Алан весело рассмеялся.
– Поверь, солнышко, никакого обета молчания я не давал и с удовольствием рассказал бы тебе все, что знаю. Только, увы, я не знаю почти ничего. Меня наняло одно престижное кадровое агентство, и признаюсь, я был крайне удивлен, что предложение поступило через Баффина, директора нашей школы, и он тут же дал под него трехмесячный оплаченный отпуск. Я, разумеется, согласился, о чем нисколечко не жалею.
– Я тоже… – пролепетала Элизабет, обмирая изнутри. – А ты… ты поедешь со мной?
– Увы, мой отпуск окончен. Но мне почему-то кажется, что мы еще встретимся…
Через три дня, погожим и тихим летним вечером Элизабет сошла с белоснежной яхты, забравшей ее в Салониках, на берег острова, сразу же показавшийся ей земным раем. Пока носильщики под руководством мадам Нонжар, дуэньи, приставленной к ней на время путешествия, укладывали чемоданы в открытый автомобиль неизвестной ей марки, Лиз любовалась окрестностями, с наслаждением вдыхая свежайший, напоенный хвойными ароматами воздух.
В прозрачной бухте лениво плескались волны, бликуя закатным солнцем.
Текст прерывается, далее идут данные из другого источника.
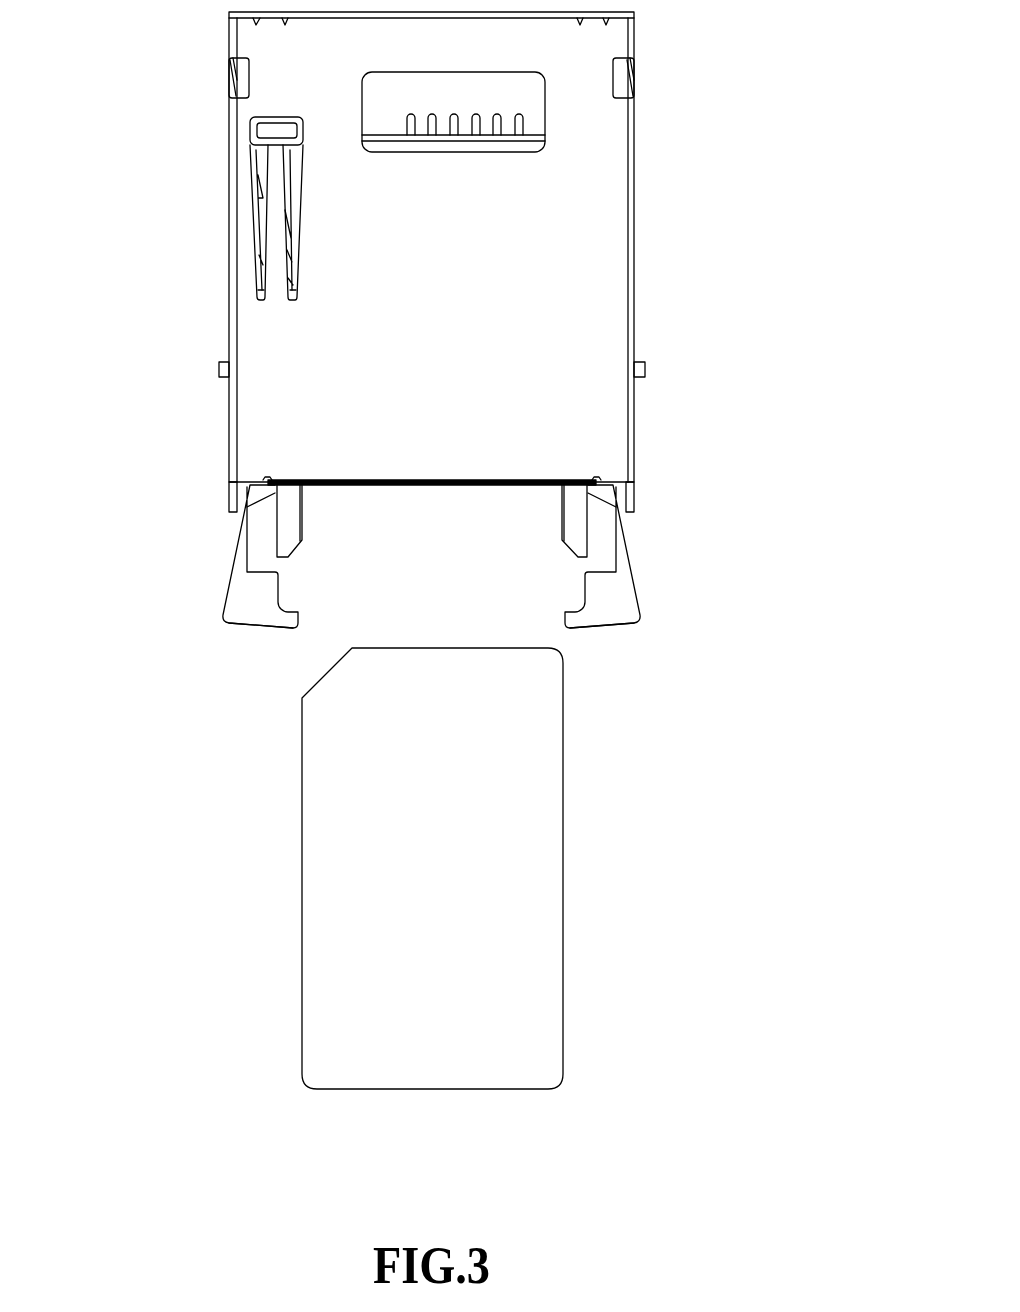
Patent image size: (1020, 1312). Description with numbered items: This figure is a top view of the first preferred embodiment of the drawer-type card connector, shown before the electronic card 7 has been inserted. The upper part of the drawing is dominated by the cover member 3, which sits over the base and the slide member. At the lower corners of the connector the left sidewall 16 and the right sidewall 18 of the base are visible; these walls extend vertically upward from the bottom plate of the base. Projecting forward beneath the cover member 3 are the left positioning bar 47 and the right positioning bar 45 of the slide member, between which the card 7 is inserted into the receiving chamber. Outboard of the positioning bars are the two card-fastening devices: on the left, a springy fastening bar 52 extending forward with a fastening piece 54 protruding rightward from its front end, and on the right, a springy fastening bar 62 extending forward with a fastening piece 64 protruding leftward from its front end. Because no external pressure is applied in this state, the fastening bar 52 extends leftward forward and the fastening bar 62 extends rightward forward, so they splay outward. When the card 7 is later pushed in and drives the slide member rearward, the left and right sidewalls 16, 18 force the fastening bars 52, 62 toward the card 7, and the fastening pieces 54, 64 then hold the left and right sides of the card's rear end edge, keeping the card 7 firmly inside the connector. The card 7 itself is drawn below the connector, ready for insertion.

The cover member 3 is at (452, 297).
The electronic card 7 is at (455, 978).
The left sidewall 16 is at (233, 492).
The right sidewall 18 is at (628, 494).
The right positioning bar 45 is at (575, 520).
The left positioning bar 47 is at (287, 512).
The fastening bar 52 is at (235, 535).
The fastening piece 54 is at (285, 617).
The fastening bar 62 is at (625, 540).
The fastening piece 64 is at (585, 618).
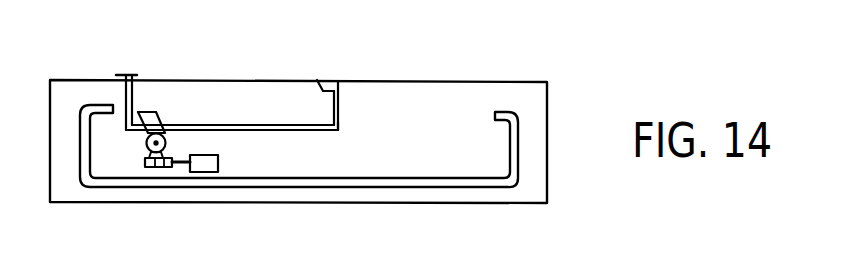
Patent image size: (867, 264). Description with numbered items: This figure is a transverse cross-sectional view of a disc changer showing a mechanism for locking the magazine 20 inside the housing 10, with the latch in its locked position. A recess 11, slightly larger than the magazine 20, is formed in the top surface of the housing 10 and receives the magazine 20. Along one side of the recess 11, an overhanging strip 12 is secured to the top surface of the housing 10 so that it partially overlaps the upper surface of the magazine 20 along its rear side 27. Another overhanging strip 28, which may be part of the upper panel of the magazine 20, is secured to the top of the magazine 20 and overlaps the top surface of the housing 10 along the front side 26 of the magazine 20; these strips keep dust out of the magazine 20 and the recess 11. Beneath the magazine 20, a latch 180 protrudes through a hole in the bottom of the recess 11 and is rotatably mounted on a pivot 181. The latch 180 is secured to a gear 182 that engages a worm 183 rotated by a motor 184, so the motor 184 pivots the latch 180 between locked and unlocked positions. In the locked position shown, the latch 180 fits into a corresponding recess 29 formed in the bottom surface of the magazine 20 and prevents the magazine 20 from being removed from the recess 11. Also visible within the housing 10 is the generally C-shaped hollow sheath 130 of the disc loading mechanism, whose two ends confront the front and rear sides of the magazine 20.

The housing 10 is at (538, 82).
The recess 11 is at (342, 131).
The overhanging strip 12 is at (337, 81).
The magazine 20 is at (288, 99).
The front side 26 is at (127, 102).
The rear side 27 is at (340, 96).
The overhanging strip 28 is at (134, 75).
The recess 29 is at (142, 111).
The sheath 130 is at (520, 145).
The latch 180 is at (161, 120).
The pivot 181 is at (146, 143).
The gear 182 is at (143, 158).
The worm 183 is at (162, 168).
The motor 184 is at (205, 168).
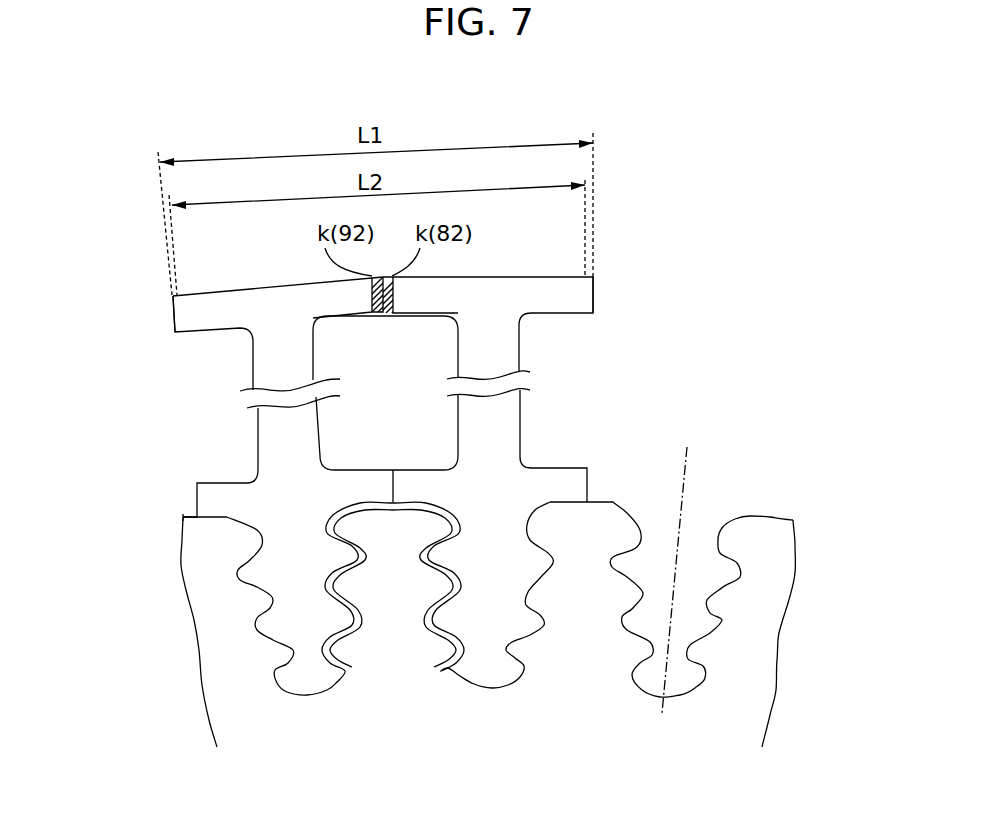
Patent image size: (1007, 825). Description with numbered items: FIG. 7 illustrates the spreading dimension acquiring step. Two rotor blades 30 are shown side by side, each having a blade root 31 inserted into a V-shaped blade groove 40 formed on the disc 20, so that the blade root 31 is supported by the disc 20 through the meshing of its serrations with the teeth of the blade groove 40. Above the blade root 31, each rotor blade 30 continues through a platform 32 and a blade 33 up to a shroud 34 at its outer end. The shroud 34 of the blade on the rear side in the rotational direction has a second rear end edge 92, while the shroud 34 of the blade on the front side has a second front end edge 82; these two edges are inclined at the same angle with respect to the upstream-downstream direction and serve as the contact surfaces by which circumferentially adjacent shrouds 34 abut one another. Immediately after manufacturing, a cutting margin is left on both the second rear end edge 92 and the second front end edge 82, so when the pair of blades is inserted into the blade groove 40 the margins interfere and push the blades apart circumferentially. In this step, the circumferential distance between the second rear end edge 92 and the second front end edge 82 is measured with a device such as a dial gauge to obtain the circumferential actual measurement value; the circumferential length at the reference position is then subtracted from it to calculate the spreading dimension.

The disc 20 is at (758, 613).
The rotor blade 30 is at (373, 351).
The blade root 31 is at (294, 677).
The platform 32 is at (207, 502).
The blade 33 is at (280, 437).
The shroud 34 is at (185, 312).
The blade groove 40 is at (354, 670).
The second front end edge 82 is at (595, 302).
The second rear end edge 92 is at (173, 323).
Поросшие самшитом и лиственницей холмы полого сбегали к морю. Автомобиль небыстро катил в гору по желтой песчаной дороге, вдоль окаймленного розовым камнем канала с пенной голубой водой. Вскоре восхищенному взору Лиз предстала высокая каменная стена, сложенная из плит черного мрамора, а в ней – бронзовые ворота, в решетке которых причудливо переплетались цветы и дубовые листья.
За воротами начинался чудесный сад. За ровными аллеями аккуратно подстриженных деревьев Лиз увидела промелькнувший силуэт лани, а в отдалении – маленькую китайскую пагоду. По другую руку на отдельном холмике показался домик-пряник, а впереди – светлое полушарие громадного купола и окруженный розовыми клумбами фонтан-колокол, весь в ореоле радужной пелены мельчайших брызг.
Автомобиль медленно обогнул фонтан, и глазам Лиз предстал весь дом – высокий, хоть и было в нем всего два этажа, облицованный бежевым камнем, с обеих сторон забирающий площадь вокруг фонтана в широкое полукольцо.
А на ступеньках дома стоял, улыбаясь, седовласый человек в белом костюме.
– Здравствуй, Лизхен, – сказал он с чудовищным немецким акцентом, когда машина остановилась напротив входа, и шофер, распахнув дверцу, галантно подал Элизабет руку. – Добро пожаловать в Занаду…
– Как у вас интересно, дедушка Макс!
Старик с рассеянной улыбкой погладил Лиз по головке.
– Милые пустячки, невинные забавы одинокого старика. Что тебе больше всего понравилось?
– Мне? Заводная балеринка, говорящая голова Сократа, механический клавесин, бабочки…
– Подойди-ка сюда… – Дедушка Макс подошел к бюро на гнутых ножках, поднял крышку, достал красный лакированный ларец, протянул Лиз миниатюрный золотой ключик.
– Вставь сюда и поверни. В эту сторону, по часовой стрелке.